Quel que soit l’emploi occupé, les salaires sont plus élevés en région parisienne que dans le Cantal. Selon la dernière note de France stratégie, organisme rattaché à Matignon, ces écarts tiennent davantage à la concentration de personnes diplômées qu’à la densité de l’activité économique du territoire.
Les salaires sont en moyenne plus élevés dans les grandes agglomérations que dans le reste de la France. «En 2012, le salaire horaire net moyen se situe à 13,9 euros, soit 1,9 fois le Smic. Mais il varie quasiment du simple au double entre la zone d’emploi où il est le plus bas (10,4 euros à Saint-Flour, dans le Cantal) et celle où il est le plus haut (19,5 euros à Saint-Quentin-en-Yvelines près de Paris)», rappelle France stratégie. L’organisme rattaché au service du premier ministre s’est intéressé aux raisons de ces écarts de rémunération et les conclusions de sa dernière note d’analyse vont un peu à contre-courant de la littérature économique habituelle.
Certes, ses experts reconnaissent que la carte de France des salaires les plus élevés se superpose à celle des zones économiquement denses où se concentrent l’activité et la main-d’œuvre. «Les zones où les salaires sont les plus élevés en moyenne correspondent pour beaucoup aux zones d’emploi des grandes métropoles et de grandes villes telles que Clermont-Ferrand, Orléans, Pau ou Tours. On observe en particulier une agglomération de zones d’emploi favorisées sur le plan des salaires autour de Paris et de l’axe Lyon-Grenoble», notent-ils. Mais ils mettent en avant un deuxième facteur qui, selon eux, explique davantage la hausse des rémunérations: le niveau d’éducation de la population locale.
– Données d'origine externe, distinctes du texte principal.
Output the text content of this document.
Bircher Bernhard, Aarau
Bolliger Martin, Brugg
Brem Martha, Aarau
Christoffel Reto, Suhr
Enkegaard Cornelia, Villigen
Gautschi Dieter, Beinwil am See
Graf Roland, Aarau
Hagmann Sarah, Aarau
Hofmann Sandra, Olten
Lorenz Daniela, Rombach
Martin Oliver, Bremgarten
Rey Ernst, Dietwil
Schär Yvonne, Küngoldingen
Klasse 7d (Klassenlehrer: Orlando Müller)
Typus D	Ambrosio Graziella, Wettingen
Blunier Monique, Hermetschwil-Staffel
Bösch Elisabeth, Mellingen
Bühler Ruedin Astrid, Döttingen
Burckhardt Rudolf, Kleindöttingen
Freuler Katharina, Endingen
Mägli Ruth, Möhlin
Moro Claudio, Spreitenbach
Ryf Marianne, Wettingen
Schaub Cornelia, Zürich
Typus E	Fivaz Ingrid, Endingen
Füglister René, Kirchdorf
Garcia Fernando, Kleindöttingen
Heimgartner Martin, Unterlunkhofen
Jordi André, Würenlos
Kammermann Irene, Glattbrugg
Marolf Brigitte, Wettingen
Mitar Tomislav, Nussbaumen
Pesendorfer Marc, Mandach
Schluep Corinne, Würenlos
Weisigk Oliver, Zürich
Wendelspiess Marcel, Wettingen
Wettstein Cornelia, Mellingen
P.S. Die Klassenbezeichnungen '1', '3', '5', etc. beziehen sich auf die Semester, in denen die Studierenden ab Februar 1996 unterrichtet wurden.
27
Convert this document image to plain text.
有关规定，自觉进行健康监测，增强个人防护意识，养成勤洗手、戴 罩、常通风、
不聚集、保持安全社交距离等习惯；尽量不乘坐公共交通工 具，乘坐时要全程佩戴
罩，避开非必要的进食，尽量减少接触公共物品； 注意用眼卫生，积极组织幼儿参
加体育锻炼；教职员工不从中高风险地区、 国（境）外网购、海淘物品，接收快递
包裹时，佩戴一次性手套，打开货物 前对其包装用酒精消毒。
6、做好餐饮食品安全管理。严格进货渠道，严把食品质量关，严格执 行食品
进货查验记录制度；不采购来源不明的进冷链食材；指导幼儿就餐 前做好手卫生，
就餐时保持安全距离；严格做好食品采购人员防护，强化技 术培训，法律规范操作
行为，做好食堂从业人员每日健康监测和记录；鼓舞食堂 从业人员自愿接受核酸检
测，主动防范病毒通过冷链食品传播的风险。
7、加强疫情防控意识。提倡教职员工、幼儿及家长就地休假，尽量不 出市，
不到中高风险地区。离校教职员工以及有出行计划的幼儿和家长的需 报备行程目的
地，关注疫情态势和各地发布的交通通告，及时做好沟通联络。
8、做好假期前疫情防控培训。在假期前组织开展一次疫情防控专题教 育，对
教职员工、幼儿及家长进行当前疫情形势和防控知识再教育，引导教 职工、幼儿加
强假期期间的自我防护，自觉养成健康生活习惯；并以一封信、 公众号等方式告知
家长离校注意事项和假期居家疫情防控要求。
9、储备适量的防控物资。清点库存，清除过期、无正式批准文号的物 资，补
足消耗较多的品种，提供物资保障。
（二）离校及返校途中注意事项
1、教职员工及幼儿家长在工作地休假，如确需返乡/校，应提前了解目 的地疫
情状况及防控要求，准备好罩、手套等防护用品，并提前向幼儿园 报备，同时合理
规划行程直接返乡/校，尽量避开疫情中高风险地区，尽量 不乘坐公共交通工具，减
Ainsi, une forte concentration en personnes très diplômées – au-delà de BAC +3 – tire à la hausse tous les salaires de la zone, et pas seulement ceux des personnes occupants des emplois très qualifiés. «Selon nos estimations, une hausse de 1 point de la part des diplômés du supérieur long dans la population d’une zone d’emploi induit une augmentation du salaire net horaire moyen de plus de 0,6 % pour les cadres, mais aussi de l’ordre de 0,5 % pour les professions intermédiaires et d’environ 0,3 % pour les employés», affirment les économistes de France stratégie. Dans la région parisienne et les métropole de province, le surcroît de salaire attribuable à la forte concentration de diplômés (par rapport à une zone moyenne) s’élève à 2 % pour les employés et à environ 4 % pour les professions intermédiaires et les cadres.
Hausse aussi des inégalités
Plusieurs facteurs expliquent selon eux ce phénomène de contagion. Tout d’abord, les travailleurs qualifiés, en interagissant avec le reste de la population, font bénéficier cette dernière de leurs connaissances et des innovations favorisant les mécanismes d’apprentissage «sur le tas». Ensuite, en s’installant sur un territoire, cette main-d’œuvre mieux payée encourage le développement autour d’elle de services comme la garde d’enfants, les restaurants, les loisirs… «En outre, une forte densité de travailleurs qualifiés peut induire une progression des prix du foncier, qui par ricochet pousse à la hausse l’ensemble des salaires que les entreprises doivent offrir, y compris à une main-d’œuvre moins qualifiée», précisent les économistes.
Les experts de France stratégie préviennent cependant: migrer vers une zone où la concentration en diplômés du supérieur est forte dans le seul but de voir son salaire augmenter n’est pas forcément un bon calcul. Qui dit zones denses dit aussi impact sur le niveau et la qualité de vie (transports encombrés, pollution…). «Au coût du déménagement ou des déplacements journaliers peut s’ajouter le surcoût de la vie dans les zones les plus denses, en particulier le prix du logement», écrivent-ils. Surtout, les économistes relèvent aussi que «si la concentration géographique des très diplômés se traduit par une hausse du salaire de quasiment toutes les catégories de salariés», elle accroît aussi «quelque peu les inégalités salariales entre catégories socioprofessionnelles».